Jean-Philippe Derosier : "Absolument. Je partage votre point de vue. C'est une mesure qui est très choquante. Je pense qu'il faudrait sans doute évoluer dans cette mesure. Ça a déjà été le cas effectivement cet été. Pas plus tard que cet été, il y a eu une évolution : uréduction du temps pendant lequel les personnes homosexuelles ne devaient pas avoir de rapports non protégés autrefois était de douze mois, douze mois. Désormais, il était réduit à quatre mois. Mais c'est une discrimination parce que les personnes hétérosexuelles, pour elles ce n'est qu'un mois. Et comme vous l'avez rappelé, c'est une mesure qui a été prise à l'époque de l'épidémie de sida. A l'époque où l'on pensait que le virus se transmettait plus facilement, peut être même seulement entre personnes homosexuelles. Ce qui a justifié cette mesure qui ensuite, au gré des connaissances de la maladie, on s'est rendu compte que ce critère n'était pas déterminant. Raison pour laquelle, comme vous, je trouve que cette mesure est choquante et que il faudrait effectivement faire la faire évoluer."

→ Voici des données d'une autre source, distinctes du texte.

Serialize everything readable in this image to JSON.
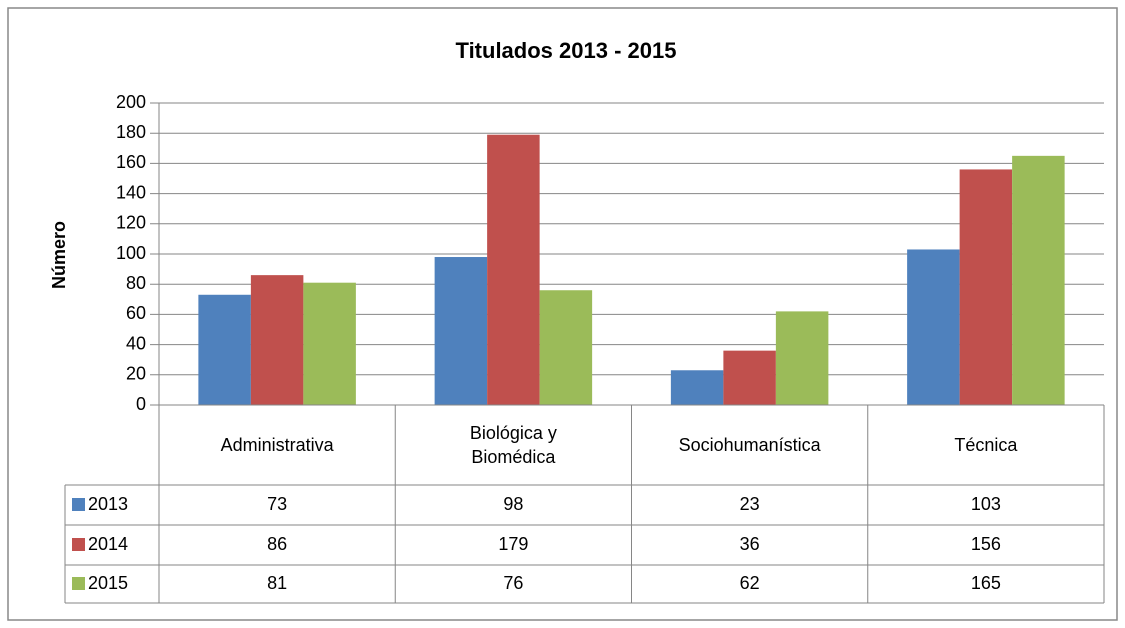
{
  "chart_data": {
    "type": "bar",
    "title": "Titulados 2013 - 2015",
    "y_label": "Número",
    "categories": [
      "Administrativa",
      "Biológica y Biomédica",
      "Sociohumanística",
      "Técnica"
    ],
    "series": [
      {
        "name": "2013",
        "color": "#4f81bd",
        "values": [
          73,
          98,
          23,
          103
        ]
      },
      {
        "name": "2014",
        "color": "#c0504d",
        "values": [
          86,
          179,
          36,
          156
        ]
      },
      {
        "name": "2015",
        "color": "#9bbb59",
        "values": [
          81,
          76,
          62,
          165
        ]
      }
    ],
    "ylim": [
      0,
      200
    ],
    "yticks": [
      0,
      20,
      40,
      60,
      80,
      100,
      120,
      140,
      160,
      180,
      200
    ],
    "grid": true
  }
}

Guillaume Erner : "Evidemment, Jean-Philippe Derosier, on ne peut pas se prévaloir de cette turpitude là et cette discrimination ne peut pas en entraîner une autre. Mais on pourrait imaginer qu'il y ait pour le coronavirus une exception par rapport à la règle d'égalité, au vu, encore une fois, des risques différents que court les différentes parties de la population ?"
Jean-Philippe Derosier : "On peut tout envisager. Je crois que le gouvernement essaye d'envisager à peu près tous les scénarios. Mais il y a à la fois, bien sûr, un impact politique et l'impact juridique d'un certain nombre de mesures qui ont pu être prises dans le cadre de l'état d'urgence, qui ont été ensuite transmises au juge administratif, qu'il s'agisse du tribunal administratif ou du Conseil d'Etat. Et pour certaines d'entre elles, elles ont été validées. Pour d'autres, précisément, elles ont été annulées, et déclarées illégales. Si le gouvernement devait s'aventurer sur ce terrain, de discriminer ainsi une mesure sur le critère de l'âge, il pourrait y avoir un recours. Il y en aura vraisemblablement et au final, ce sera le juge administratif qui appréciera. Je maintiens mes réserves, mais on a remarqué aussi que depuis quelques mois, la jurisprudence, qu'elle soit administrative ou constitutionnelle, s'adaptaient aussi aux circonstances et pouvait faire preuve d'une certaine souplesse. Parce que, justement, à situation exceptionnelle des mesures exceptionnelles pouvaient se justifier."